Fernanda Mathias / Campo Grande News - 26 de maio de 2006 - 08:16

O governo poderá reabrir o Refis, renegociando créditos de ICMS (Imposto Sobre Circulação de Serviços e Mercadorias) com desconto de até 15% sobre o valor devido e de 100% da multa e juros de mora. É o que prevê projeto de lei de autoria dos deputados Jerson Domingos, Humberto Teixeira e Paulo Corrêa, que começa a tramitar. A forma especial de pagamento vale para créditos gerados no período de 1º de janeiro de 2004 a 31 de dezembro de 2005.

Caso seja aprovado e sancionado, o Refis será mais uma ferramenta para o governo tentar reforçar o caixa, que estaria abalado, justificando, inclusive, parcelamento de salários de servidores.

Em vigor no segundo semestre do ano passado o programa de refinanciamento das dívidas tributárias com o governo de Mato Grosso do Sul, o chamado Refis, foi o principal responsável pelo aumento de 96% no resgate da dívida ativa ao longo de 2005. São R$ 34,7 milhões recuperados, dos quais R$ 23,98 milhões em espécie, parte pela qual o Refis é apontado como o principal responsável.

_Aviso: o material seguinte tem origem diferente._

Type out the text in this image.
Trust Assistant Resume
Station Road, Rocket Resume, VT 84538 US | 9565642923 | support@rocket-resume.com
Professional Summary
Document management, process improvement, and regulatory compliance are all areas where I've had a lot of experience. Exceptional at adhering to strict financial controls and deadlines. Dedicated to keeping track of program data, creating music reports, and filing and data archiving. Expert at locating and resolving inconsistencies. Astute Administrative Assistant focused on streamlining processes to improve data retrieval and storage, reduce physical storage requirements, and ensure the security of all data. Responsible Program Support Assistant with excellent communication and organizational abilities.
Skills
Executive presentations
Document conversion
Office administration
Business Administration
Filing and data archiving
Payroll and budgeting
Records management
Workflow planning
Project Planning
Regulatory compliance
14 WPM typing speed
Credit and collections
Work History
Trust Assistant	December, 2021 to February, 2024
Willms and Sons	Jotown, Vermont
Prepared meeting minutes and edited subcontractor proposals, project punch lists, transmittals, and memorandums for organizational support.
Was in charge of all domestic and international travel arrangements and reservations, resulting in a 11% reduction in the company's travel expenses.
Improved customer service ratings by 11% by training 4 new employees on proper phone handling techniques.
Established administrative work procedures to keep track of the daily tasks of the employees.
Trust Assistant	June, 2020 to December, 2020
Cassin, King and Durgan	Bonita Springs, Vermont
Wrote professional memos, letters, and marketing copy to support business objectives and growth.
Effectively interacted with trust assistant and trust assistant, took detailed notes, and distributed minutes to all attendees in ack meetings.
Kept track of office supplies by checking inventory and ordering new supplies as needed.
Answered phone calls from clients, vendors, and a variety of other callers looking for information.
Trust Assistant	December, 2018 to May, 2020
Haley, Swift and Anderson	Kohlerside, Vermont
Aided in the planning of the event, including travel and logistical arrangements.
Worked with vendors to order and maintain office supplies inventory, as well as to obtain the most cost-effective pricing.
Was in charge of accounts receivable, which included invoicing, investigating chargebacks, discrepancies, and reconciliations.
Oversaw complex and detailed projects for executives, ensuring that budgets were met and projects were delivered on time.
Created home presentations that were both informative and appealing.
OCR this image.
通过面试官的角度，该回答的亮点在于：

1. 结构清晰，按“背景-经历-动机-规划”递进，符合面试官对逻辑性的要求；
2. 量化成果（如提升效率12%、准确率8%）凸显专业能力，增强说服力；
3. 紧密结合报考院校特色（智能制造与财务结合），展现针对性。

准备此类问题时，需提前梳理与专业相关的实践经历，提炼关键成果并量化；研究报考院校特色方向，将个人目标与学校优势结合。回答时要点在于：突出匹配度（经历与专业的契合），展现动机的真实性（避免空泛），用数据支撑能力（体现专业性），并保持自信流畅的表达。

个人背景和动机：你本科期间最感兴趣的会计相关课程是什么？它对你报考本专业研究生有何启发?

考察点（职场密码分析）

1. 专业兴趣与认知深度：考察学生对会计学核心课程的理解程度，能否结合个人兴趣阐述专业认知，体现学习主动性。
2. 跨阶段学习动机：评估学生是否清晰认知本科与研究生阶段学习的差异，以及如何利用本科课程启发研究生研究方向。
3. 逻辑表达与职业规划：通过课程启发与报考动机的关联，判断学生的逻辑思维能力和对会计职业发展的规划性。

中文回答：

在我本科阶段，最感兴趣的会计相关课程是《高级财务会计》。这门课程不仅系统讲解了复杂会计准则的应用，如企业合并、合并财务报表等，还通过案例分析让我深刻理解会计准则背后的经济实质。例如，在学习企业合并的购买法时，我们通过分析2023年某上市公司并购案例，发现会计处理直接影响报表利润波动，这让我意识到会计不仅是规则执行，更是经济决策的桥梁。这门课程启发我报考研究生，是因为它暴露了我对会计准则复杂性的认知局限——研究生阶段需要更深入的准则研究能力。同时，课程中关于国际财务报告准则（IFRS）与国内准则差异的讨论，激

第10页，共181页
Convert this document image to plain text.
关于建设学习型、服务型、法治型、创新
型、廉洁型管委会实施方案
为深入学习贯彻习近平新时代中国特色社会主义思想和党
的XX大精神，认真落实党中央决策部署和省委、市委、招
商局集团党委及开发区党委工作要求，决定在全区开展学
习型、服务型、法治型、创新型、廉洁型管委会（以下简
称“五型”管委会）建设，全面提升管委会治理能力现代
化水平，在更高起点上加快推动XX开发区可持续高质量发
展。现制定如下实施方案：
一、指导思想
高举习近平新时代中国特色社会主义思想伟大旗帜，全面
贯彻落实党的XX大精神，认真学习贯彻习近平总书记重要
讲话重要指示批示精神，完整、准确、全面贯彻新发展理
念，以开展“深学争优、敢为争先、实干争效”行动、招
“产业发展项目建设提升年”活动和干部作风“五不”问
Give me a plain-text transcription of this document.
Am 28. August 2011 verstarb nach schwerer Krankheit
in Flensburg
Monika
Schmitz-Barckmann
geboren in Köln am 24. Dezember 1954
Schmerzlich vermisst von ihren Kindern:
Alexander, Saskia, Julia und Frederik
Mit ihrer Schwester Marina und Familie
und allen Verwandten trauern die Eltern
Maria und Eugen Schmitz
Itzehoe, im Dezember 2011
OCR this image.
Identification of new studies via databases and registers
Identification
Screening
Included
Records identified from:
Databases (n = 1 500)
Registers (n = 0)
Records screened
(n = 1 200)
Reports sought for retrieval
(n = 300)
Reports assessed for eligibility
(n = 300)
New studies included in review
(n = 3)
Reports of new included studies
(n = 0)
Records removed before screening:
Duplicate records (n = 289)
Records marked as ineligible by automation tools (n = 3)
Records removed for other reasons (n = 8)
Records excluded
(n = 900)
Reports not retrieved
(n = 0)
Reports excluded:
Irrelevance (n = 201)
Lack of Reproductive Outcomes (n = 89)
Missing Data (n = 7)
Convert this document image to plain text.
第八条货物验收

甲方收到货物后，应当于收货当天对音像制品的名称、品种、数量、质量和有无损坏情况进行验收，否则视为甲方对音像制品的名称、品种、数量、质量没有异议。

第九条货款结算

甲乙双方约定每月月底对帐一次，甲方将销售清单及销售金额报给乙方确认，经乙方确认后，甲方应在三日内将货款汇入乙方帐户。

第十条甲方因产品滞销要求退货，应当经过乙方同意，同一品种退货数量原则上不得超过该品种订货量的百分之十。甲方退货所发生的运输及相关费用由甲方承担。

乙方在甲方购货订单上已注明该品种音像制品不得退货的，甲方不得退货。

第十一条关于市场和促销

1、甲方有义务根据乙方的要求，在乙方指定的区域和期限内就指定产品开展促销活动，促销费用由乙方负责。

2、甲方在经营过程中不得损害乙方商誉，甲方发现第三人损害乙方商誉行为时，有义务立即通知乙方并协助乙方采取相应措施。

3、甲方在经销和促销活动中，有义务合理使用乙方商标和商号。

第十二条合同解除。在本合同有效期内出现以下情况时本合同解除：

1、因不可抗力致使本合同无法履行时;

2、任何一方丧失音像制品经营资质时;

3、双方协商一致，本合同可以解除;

Pela nova proposta, o pagamento pode ser feito em parcela única, com desconto de 100% da multa correspondente e juros de mora e de 15% sobre o valor devido se o pagamento for efetuado até 30 de junho. Cai a 10% se o pagamento for feito até 31 de agosto e a 5% se até 30 de setembro.

O pagamento em até três parcelas prevê redução de 90% da multa e dos juros correspondentes e assim por diante até o pagamento em 18 parcelas mensais e sucessivas, com 50% de redução na multa e no juro. Os créditos tributários relativos a descumprimento de obrigações acessórias também de 1º de janeiro de 2004 a 1º de janeiro de 2005 poderão ser pagos em até 12 parcelas mensais e sucessivas com redução de multa de 50% a 20%, dependendo do tanto de parcelas escolhidas. No caso da parcela única, que dá desconto da metade das multas e juros, também estão previstos descontos no débito de 5% a 15% conforme a data escolhida pelo contribuinte para liquidar a dívida.

A renegociação fica condicionada a que a parcela única ou a parcela inicial sejam pagas até 31 de outubro, prazo final para adesão ao programa. Se os pagamentos pactuados não forem feitos rigorosamente o benefício é suspenso.